Anonymous George Mitchell said...

Walker is correct. If Taylor or Colon would have proposed Barrett's plan there were 8 GOP votes for it when Finance considered the issue in mid-May. Neither Colon nor Taylor would do so, under orders from Decker.

October 05, 2007  
Blogger Seth Zlotocha said...

Any way you try to slice it, Walker was not correct. Even if Decker convinced Taylor not to make the motion on Barrett's proposal -- which there isn't any media evidence to support, as Walker claimed -- the fact still remains that Taylor supported a different fix as part of the JFC and a new appropriation that substitutes for the direct fix as part of the full Senate. That makes the "her vote will cost local taxpayers nearly $28 million" line grossly misleading and a bold faced lie when you consider the fact that a JFC vote never even took place on Barrett's plan. Looking at those facts, you're really going to maintain that Walker was correct?

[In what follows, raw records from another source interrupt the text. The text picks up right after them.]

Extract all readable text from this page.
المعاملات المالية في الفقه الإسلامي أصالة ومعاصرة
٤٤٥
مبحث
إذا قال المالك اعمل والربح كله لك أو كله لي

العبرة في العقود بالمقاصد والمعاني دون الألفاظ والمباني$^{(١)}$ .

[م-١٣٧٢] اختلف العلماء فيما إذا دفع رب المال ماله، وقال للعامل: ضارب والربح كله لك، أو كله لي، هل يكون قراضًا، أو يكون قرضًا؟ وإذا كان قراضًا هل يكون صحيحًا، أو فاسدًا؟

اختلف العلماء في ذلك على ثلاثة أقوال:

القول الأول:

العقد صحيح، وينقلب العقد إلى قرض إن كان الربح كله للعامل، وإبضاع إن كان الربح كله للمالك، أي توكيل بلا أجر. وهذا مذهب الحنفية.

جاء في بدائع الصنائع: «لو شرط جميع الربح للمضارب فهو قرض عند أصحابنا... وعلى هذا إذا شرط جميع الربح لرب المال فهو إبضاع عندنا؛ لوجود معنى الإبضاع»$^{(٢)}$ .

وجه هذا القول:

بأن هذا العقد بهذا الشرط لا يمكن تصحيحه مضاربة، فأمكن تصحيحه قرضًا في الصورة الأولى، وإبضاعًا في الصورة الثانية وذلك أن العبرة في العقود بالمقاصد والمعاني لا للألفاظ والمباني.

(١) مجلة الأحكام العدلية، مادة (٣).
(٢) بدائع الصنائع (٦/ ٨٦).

And why didn't any of the GOP members on the JFC make the motion on Barrett's plan? And why did all eight of those GOP members vote against the less expensive fix proposed by Doyle (and supported by Taylor, Colon, Decker, and every other Dem on the JFC)? And why did the Assembly refuse to include any funding fix or the new appropriation for high poverty districts in its version of the budget and its piecemeal bill on K-12 education?

The bottom line is that Taylor is looking out for Milwaukee taxpayers when it comes to the voucher program, while Walker hasn't once gone on the record in support of either a funding fix for the program or some other suitable arrangement to compensate Milwaukee taxpayers for paying more to send a student to a voucher school than a MPS school. All Walker will say is that he wants to blow the cap off the voucher program, which would really hit the Milwaukee taxpayers hard if a fix didn't come along with it.

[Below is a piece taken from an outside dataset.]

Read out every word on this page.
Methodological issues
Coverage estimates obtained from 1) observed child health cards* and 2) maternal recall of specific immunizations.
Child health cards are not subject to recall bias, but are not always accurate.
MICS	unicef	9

And, as an interesting corollary, why won't Walker come out in support of a funding fix? In spite of the lame attempt by the eight GOP members of the JFC to claim they would've passively supported Barrett's plan, Walker's party has made its position on the funding fix clear throughout the budget process by repeatedly refusing to include it in any formal proposals or bills, while the Dems have included something every step of the way. Could it be that Walker is keeping his lips sealed on this tax issue just in case it would come back to bite him in his next run for governor in a few years? Wouldn't want to seem like a petty shill for more Milwaukee money, would he?

October 05, 2007  
Blogger ΕΡΜΕΣ said...

When will this madness end?!?

Seriously, why can't people just agree to pay their taxes?